- Born: 1965 (age 60–61)
- Known for: Editorial/political cartoons
- Awards: See this article's Awards section
- Website: Scratch! Media, Canberra Times gallery

= David Pope (cartoonist) =

Australian cartoonist (born 1965)

David Pope (born 1965) is an Australian cartoonist, who has served as the daily editorial cartoonist for The Canberra Times since March 2008.

==Early life and education==
David Pope was born in 1965. The Pope family moved to Canberra when David was 7 years old. He lived in the Belconnen suburb of Macgregor, and attended the schools Ginninderra High School in Holt and then Copland College in Melba. He briefly attended university at the Australian National University in Canberra, and later enrolled in Labour Studies at the University of Adelaide.

Pope describes himself as being "sidetracked into the peace movement, the punk movement and community radio" during the 1980s. This included time associated with Canberra's 2XX FM, and the union movement.

==Freelance cartoonist==
David Pope began drawing cartoons for various Australian publications in the mid-1980s. This included publications associated with the labour movement, environmental movement and other alternative press periodicals.

An early publisher was The University of Adelaide's Labour Studies Briefing, which used Pope's cartoons to illustrate the academic research into labour policy that was being summarised by the digest. Other publishers included Common Cause, The Metalworker, The Socialist, Socialist Worker, Green Left Weekly, Frontline, Chain Reaction, The Republican, The Northern Rivers Echo, The Diplomat, The New Doctor, Overland, and Arena. Pope formed the publication business Scratch! Media to publish and distribute his work.

Before his permanent job with The Canberra Times, Pope was published by that newspaper's Sunday Times during the early 2000s. Pope was later the editorial political cartoonist for Sydney's The Sun-Herald during the mid 2000s.

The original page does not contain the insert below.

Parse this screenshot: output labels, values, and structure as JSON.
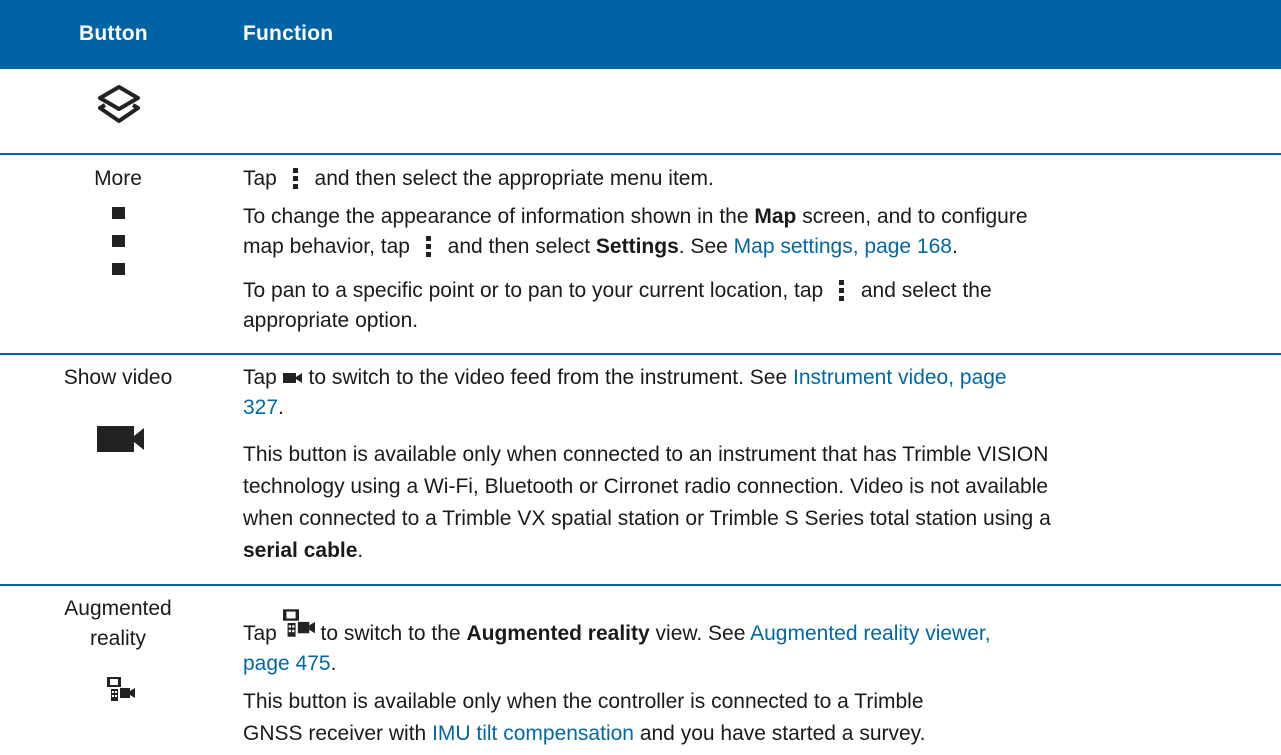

David Pope's cartoons were published under the pen name of Heinrich Hinze throughout his freelance career, including his early years freelancing for The Canberra Times. This was a name Pope had originally used whilst a member of a punk band in the 1980s. Pope decided to begin publishing under his own name upon being permanently employed by The Canberra Times in 2008.

==The Canberra Times==
David Pope had been freelancing for The Canberra Times for years, during the 2000s. He became the newspaper's editorial cartoonist in March 2008 following the resignation of Geoff Pryor, who had occupied that role for 30 years. Pope remains in this role as of 2015.

==Influences, style and themes==
David Pope cites Australian cartoonists Michael Leunig, Bruce Petty and Geoff Pryor as influences, particularly for the political sensibilities at the core of their cartoons.

Judy Horacek wrote about David Pope: "his cartoons fight for the small and the weak against the powerful and corrupt". Horacek notes that as well as caricaturing public figures such as politicians, Pope's cartoons frequently feature "a collection of Everypersons - wide-eyed ordinary people who are battling and baffled".

==Awards and recognition==
As of 2022, Pope has received 15 Stanley Awards as voted by his peers in the Australian Cartoonists' Association. This includes the Gold Stanley for overall Australian Cartoonist of the Year in 2010, 2012, 2015 and 2022 as well as other Stanley Awards for Editorial/Political Cartoonist (2002, 2011, 2012, 2014 and 2022), Humorous Illustrator (2001, 2003, 2004 and 2005), and Illustrator (2020 and 2022).

Pope won the Walkley Award for cartoon of the year in 2015 ("He Drew First"), 2022 ("Rollout de Vax") and 2025 ("Gaza").

Pope has also won four Ranan Lurie Political Cartoon Awards from the United Nations Correspondents Association, and the Cartoonist of the Year by the Museum of Australian Democracy in 2012 and 2022.

In 2015, Pope drew a cartoon titled "He Drew First" in response to the Charlie Hebdo shooting, which quickly found 'viral' international fame. A signed print of this cartoon, was presented to Charlie Hebdo magazine by Australian Foreign Minister Julie Bishop as an official gift in April 2015. The cartoon has been described as "arguably one of the most viewed Australian cartoons ever produced", due to the internationally-relevant topic of the cartoon, and its rapid spread through social media.

==Personal life==
As of 2015, David Pope lives in Canberra with his partner. He has three children.